Developer nDreams last week announced Venus Redemption, a Sims-like episodic series that will present "powerful storylines, deep characters, emotion-based interactive conversations and exciting adventure gameplay." The company pointed out the game's casual nature, noting that it will be "extremely easy to play, requiring only the ability to move and left-click a mouse" as well as "playable in short bursts."
nDreams is lead by former Eidos creative director Patrick O'Luanaigh. "After many months of development and exhaustive gameplay focus testing, we believe that it will prove a breath of fresh air for the casual game sector, and in particular for female casual gamers.
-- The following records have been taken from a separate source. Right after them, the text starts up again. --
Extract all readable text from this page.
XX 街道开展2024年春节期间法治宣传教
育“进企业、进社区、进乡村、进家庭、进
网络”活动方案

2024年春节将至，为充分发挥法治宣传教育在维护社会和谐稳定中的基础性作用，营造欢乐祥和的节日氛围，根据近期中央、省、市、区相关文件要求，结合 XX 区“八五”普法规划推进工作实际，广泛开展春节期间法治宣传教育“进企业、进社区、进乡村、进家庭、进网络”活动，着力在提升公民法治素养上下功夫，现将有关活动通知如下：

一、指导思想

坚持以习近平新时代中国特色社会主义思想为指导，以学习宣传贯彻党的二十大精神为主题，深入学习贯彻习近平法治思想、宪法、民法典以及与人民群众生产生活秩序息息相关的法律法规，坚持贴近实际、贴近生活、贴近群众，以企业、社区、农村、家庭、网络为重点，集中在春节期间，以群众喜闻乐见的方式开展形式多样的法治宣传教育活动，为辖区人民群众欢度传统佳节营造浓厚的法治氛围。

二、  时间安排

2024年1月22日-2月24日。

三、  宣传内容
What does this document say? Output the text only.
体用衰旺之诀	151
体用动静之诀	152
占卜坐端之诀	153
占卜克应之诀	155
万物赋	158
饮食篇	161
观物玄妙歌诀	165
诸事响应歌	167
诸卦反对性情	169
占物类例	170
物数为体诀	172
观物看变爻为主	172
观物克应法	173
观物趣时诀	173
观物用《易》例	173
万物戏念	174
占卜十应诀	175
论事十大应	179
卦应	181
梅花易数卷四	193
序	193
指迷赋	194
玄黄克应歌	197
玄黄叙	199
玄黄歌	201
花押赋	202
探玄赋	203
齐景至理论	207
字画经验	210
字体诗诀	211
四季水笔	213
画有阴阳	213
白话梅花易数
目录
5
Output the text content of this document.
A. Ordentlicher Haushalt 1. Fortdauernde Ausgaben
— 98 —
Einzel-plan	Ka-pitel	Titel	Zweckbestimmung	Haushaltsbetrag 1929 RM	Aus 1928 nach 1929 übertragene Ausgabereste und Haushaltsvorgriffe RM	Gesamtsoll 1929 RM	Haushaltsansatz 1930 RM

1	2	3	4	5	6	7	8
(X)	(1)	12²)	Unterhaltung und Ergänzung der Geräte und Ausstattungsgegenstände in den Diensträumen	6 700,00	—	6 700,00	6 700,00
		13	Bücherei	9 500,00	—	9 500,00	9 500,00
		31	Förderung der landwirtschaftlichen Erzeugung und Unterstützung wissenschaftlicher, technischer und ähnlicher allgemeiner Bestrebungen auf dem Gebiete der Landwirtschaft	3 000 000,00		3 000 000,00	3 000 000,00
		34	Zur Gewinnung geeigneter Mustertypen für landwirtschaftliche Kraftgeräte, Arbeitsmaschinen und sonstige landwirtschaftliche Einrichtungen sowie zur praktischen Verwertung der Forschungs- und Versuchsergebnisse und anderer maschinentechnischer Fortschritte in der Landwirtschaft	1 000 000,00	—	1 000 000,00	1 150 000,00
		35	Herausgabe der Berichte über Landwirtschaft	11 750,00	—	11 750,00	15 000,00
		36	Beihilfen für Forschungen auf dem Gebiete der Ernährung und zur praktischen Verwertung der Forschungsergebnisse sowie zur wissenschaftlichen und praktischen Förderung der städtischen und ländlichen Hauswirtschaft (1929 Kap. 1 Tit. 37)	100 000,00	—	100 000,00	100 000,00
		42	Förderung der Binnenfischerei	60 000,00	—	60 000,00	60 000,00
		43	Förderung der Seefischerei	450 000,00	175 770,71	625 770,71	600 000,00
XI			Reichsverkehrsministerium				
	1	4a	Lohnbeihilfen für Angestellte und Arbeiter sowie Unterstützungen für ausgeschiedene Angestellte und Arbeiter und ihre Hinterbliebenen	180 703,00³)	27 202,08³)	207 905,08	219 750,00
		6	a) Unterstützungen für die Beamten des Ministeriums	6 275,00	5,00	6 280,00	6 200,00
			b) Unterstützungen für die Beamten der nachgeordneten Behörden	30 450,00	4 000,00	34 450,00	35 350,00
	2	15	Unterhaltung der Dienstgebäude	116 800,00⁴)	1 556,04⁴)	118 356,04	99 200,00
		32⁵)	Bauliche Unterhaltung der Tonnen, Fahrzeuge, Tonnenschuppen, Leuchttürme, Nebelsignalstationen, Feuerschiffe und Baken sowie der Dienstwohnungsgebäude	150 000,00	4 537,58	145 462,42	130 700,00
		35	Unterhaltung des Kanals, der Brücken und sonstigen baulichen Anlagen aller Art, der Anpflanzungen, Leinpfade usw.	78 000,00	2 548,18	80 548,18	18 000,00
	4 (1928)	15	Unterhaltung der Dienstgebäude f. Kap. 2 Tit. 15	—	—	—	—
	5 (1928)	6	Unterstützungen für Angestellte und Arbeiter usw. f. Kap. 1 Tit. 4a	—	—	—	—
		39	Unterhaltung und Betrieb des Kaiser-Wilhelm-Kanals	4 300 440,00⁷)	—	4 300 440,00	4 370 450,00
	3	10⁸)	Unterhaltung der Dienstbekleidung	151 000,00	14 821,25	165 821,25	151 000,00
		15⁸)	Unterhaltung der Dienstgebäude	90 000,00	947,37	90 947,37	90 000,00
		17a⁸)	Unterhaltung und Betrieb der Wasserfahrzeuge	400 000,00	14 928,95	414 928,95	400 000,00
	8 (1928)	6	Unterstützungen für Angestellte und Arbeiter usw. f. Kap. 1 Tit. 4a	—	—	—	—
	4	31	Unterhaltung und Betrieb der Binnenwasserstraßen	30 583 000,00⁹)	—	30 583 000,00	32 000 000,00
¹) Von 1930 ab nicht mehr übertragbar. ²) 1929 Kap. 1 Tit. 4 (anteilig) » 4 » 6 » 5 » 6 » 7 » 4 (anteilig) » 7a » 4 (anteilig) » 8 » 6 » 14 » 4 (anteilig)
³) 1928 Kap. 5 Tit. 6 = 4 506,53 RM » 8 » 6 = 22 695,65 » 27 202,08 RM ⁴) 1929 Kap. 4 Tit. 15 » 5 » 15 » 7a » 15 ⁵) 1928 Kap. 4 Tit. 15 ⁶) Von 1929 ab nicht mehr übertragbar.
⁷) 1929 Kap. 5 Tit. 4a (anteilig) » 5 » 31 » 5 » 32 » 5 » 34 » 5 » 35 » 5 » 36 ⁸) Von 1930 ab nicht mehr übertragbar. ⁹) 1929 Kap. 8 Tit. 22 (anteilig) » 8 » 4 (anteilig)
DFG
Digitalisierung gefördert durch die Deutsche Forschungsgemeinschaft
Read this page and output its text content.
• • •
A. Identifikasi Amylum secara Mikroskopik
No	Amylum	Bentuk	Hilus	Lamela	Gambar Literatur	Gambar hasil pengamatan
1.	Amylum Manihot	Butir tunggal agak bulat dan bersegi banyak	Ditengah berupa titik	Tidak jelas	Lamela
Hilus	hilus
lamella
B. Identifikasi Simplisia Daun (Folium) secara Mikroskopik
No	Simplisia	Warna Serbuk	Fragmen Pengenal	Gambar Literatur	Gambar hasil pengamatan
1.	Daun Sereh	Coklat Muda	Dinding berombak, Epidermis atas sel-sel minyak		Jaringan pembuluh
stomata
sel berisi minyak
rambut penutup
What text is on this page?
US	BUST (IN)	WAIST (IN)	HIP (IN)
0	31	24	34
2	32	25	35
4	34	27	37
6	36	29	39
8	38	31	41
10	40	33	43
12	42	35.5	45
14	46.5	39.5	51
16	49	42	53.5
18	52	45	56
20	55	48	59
With the technology behind Venus Redemption, we can now rapidly develop immersive and visually impressive story-based casual games that will run on almost any PC," O'Luanaigh said, emphasizing the need for an undaunting experience to keep the attention of female audiences who may have never played a video game.
While more and more women may be playing games, Petursson notes that, like most companies, CCP remains focused on providing new content without regard for a specific gender. "It's a side benefit," he said. "I mean, we did not sit down and say, 'How do we get women into EVE?' That's not how it happened."